Friday, August 13, 2010

Congressional Clerkship Initiative

A bill is currently pending in the Senate which could dramatically change legal hiring for the better. A significant movement is under way to create a Congressional Clerkship program to compete with the judicial clerkships that attract so many of the legal community's best students. Georgetown Law Associate Professor Dakota Rudesill is spearheading the effort along with Stanford Law Dean Larry Kramer and numerous GULC faculty and deans. Professor Rudesill has published two good articles on the issue here and here.

The bill passed in the House by an overwhelming majority, and Senate passage is very possible during the lame duck session this Fall. That would mean the program could start hiring as early as Fall 2011 for Summer 2012. Full text of the seven page bill is here.

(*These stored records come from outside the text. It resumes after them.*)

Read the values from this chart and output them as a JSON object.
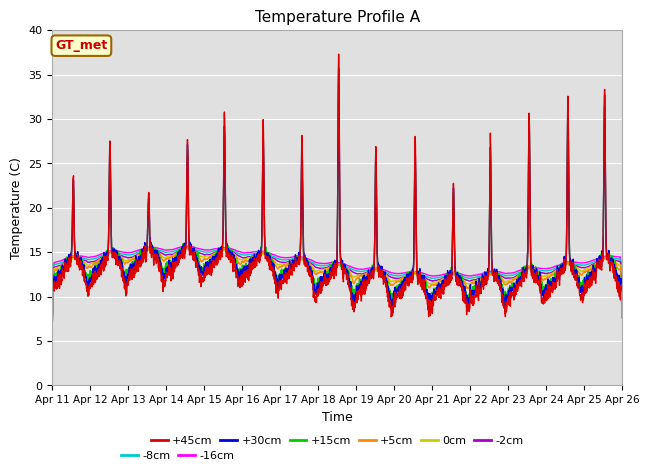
{
  "title": "Temperature Profile A",
  "xlabel": "Time",
  "ylabel": "Temperature (C)",
  "ylim": [
    0,
    40
  ],
  "annotation_text": "GT_met",
  "annotation_color": "#cc0000",
  "annotation_bg": "#ffffcc",
  "annotation_border": "#996600",
  "background_color": "#e0e0e0",
  "series_colors": {
    "+45cm": "#dd0000",
    "+30cm": "#0000dd",
    "+15cm": "#00cc00",
    "+5cm": "#ff8800",
    "0cm": "#cccc00",
    "-2cm": "#aa00cc",
    "-8cm": "#00cccc",
    "-16cm": "#ff00ff"
  },
  "x_tick_labels": [
    "Apr 11",
    "Apr 12",
    "Apr 13",
    "Apr 14",
    "Apr 15",
    "Apr 16",
    "Apr 17",
    "Apr 18",
    "Apr 19",
    "Apr 20",
    "Apr 21",
    "Apr 22",
    "Apr 23",
    "Apr 24",
    "Apr 25",
    "Apr 26"
  ],
  "n_days": 15,
  "points_per_day": 144,
  "legend_order": [
    "+45cm",
    "+30cm",
    "+15cm",
    "+5cm",
    "0cm",
    "-2cm",
    "-8cm",
    "-16cm"
  ]
}
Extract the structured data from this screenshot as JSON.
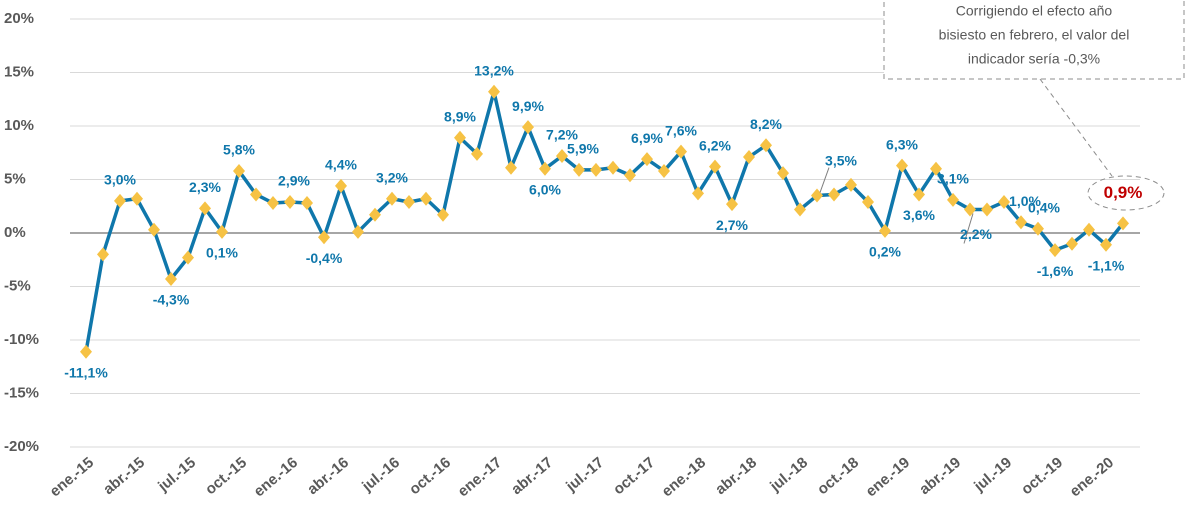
{
  "chart_data": {
    "type": "line",
    "categories": [
      "ene.-15",
      null,
      null,
      "abr.-15",
      null,
      null,
      "jul.-15",
      null,
      null,
      "oct.-15",
      null,
      null,
      "ene.-16",
      null,
      null,
      "abr.-16",
      null,
      null,
      "jul.-16",
      null,
      null,
      "oct.-16",
      null,
      null,
      "ene.-17",
      null,
      null,
      "abr.-17",
      null,
      null,
      "jul.-17",
      null,
      null,
      "oct.-17",
      null,
      null,
      "ene.-18",
      null,
      null,
      "abr.-18",
      null,
      null,
      "jul.-18",
      null,
      null,
      "oct.-18",
      null,
      null,
      "ene.-19",
      null,
      null,
      "abr.-19",
      null,
      null,
      "jul.-19",
      null,
      null,
      "oct.-19",
      null,
      null,
      "ene.-20",
      null
    ],
    "series": [
      {
        "name": null,
        "color": "#0f77ab",
        "marker_color": "#f6c244",
        "highlight_color": "#c00000",
        "values": [
          -11.1,
          -2.0,
          3.0,
          3.2,
          0.3,
          -4.3,
          -2.3,
          2.3,
          0.1,
          5.8,
          3.6,
          2.8,
          2.9,
          2.8,
          -0.4,
          4.4,
          0.1,
          1.7,
          3.2,
          2.9,
          3.2,
          1.7,
          8.9,
          7.4,
          13.2,
          6.1,
          9.9,
          6.0,
          7.2,
          5.9,
          5.9,
          6.1,
          5.4,
          6.9,
          5.8,
          7.6,
          3.7,
          6.2,
          2.7,
          7.1,
          8.2,
          5.6,
          2.2,
          3.5,
          3.6,
          4.5,
          2.9,
          0.2,
          6.3,
          3.6,
          6.0,
          3.1,
          2.2,
          2.2,
          2.9,
          1.0,
          0.4,
          -1.6,
          -1.0,
          0.3,
          -1.1,
          0.9
        ],
        "value_labels": [
          "-11,1%",
          null,
          "3,0%",
          null,
          null,
          "-4,3%",
          null,
          "2,3%",
          "0,1%",
          "5,8%",
          null,
          null,
          "2,9%",
          null,
          "-0,4%",
          "4,4%",
          null,
          null,
          "3,2%",
          null,
          null,
          null,
          "8,9%",
          null,
          "13,2%",
          null,
          "9,9%",
          "6,0%",
          "7,2%",
          "5,9%",
          null,
          null,
          null,
          "6,9%",
          null,
          "7,6%",
          null,
          "6,2%",
          "2,7%",
          null,
          "8,2%",
          null,
          null,
          "3,5%",
          null,
          null,
          null,
          "0,2%",
          "6,3%",
          "3,6%",
          null,
          "3,1%",
          "2,2%",
          null,
          null,
          "1,0%",
          "0,4%",
          "-1,6%",
          null,
          null,
          "-1,1%",
          "0,9%"
        ]
      }
    ],
    "ylim": [
      -20,
      20
    ],
    "yticks": [
      {
        "value": -20,
        "label": "-20%"
      },
      {
        "value": -15,
        "label": "-15%"
      },
      {
        "value": -10,
        "label": "-10%"
      },
      {
        "value": -5,
        "label": "-5%"
      },
      {
        "value": 0,
        "label": "0%"
      },
      {
        "value": 5,
        "label": "5%"
      },
      {
        "value": 10,
        "label": "10%"
      },
      {
        "value": 15,
        "label": "15%"
      },
      {
        "value": 20,
        "label": "20%"
      }
    ],
    "grid": true,
    "annotation": [
      "Corrigiendo el efecto año",
      "bisiesto en febrero, el valor del",
      "indicador sería -0,3%"
    ]
  }
}
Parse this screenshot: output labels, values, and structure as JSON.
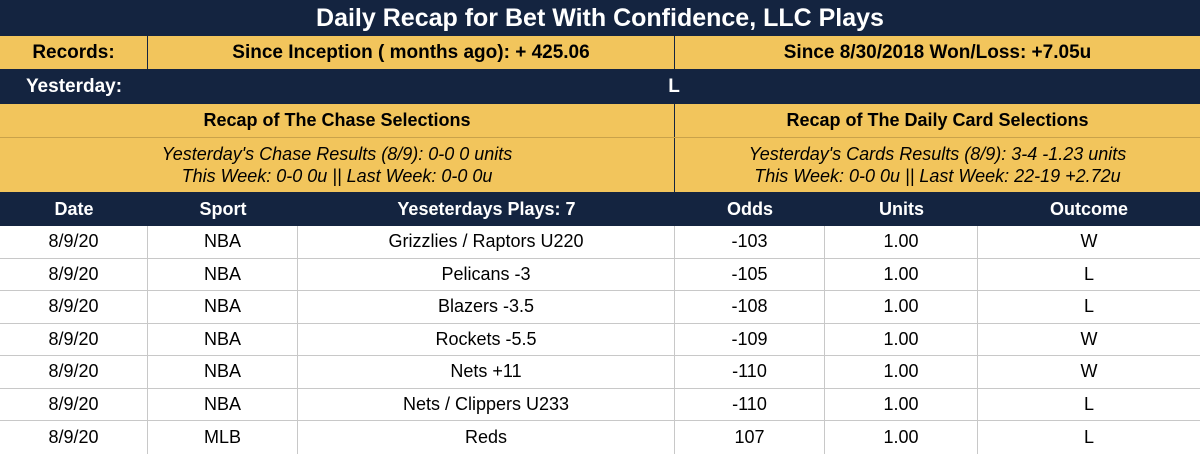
{
  "title": "Daily Recap for Bet With Confidence, LLC Plays",
  "records": {
    "label": "Records:",
    "since_inception": "Since Inception ( months ago): + 425.06",
    "since_date": "Since 8/30/2018 Won/Loss: +7.05u"
  },
  "yesterday": {
    "label": "Yesterday:",
    "value": "L"
  },
  "chase": {
    "heading": "Recap of The Chase Selections",
    "line1": "Yesterday's Chase Results (8/9): 0-0 0 units",
    "line2": "This Week: 0-0 0u || Last Week: 0-0 0u"
  },
  "daily_card": {
    "heading": "Recap of The Daily Card Selections",
    "line1": "Yesterday's Cards Results (8/9): 3-4 -1.23 units",
    "line2": "This Week: 0-0 0u || Last Week: 22-19 +2.72u"
  },
  "table": {
    "headers": {
      "date": "Date",
      "sport": "Sport",
      "plays": "Yeseterdays Plays: 7",
      "odds": "Odds",
      "units": "Units",
      "outcome": "Outcome"
    },
    "rows": [
      {
        "date": "8/9/20",
        "sport": "NBA",
        "play": "Grizzlies / Raptors U220",
        "odds": "-103",
        "units": "1.00",
        "outcome": "W"
      },
      {
        "date": "8/9/20",
        "sport": "NBA",
        "play": "Pelicans -3",
        "odds": "-105",
        "units": "1.00",
        "outcome": "L"
      },
      {
        "date": "8/9/20",
        "sport": "NBA",
        "play": "Blazers -3.5",
        "odds": "-108",
        "units": "1.00",
        "outcome": "L"
      },
      {
        "date": "8/9/20",
        "sport": "NBA",
        "play": "Rockets -5.5",
        "odds": "-109",
        "units": "1.00",
        "outcome": "W"
      },
      {
        "date": "8/9/20",
        "sport": "NBA",
        "play": "Nets +11",
        "odds": "-110",
        "units": "1.00",
        "outcome": "W"
      },
      {
        "date": "8/9/20",
        "sport": "NBA",
        "play": "Nets / Clippers U233",
        "odds": "-110",
        "units": "1.00",
        "outcome": "L"
      },
      {
        "date": "8/9/20",
        "sport": "MLB",
        "play": "Reds",
        "odds": "107",
        "units": "1.00",
        "outcome": "L"
      }
    ]
  },
  "colors": {
    "navy": "#142440",
    "gold": "#f2c55c"
  }
}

A conference on the bill is tentatively scheduled for this November at Georgetown so stay tuned for more information.

1 comment:

Alec said...

It's really unclear to me what the benefit to Congress of this program is. There will be six more lawyers in each chamber (a huge % of congressional staff already possess law degrees). White House Fellows don't come straight from school (they must be working in their "chosen profession" already). The idea is to bring in people with experience in areas not typically represented by the White House staff. The comparison with the judiciary where there is no permanent staff is particularly inapposite.

As a former Hill Staffer who supervised others, there is no shortage of resumes from top flight recent law grads, so creating another dozen one year positions to be chosen by two committees doesn't really seem to add much.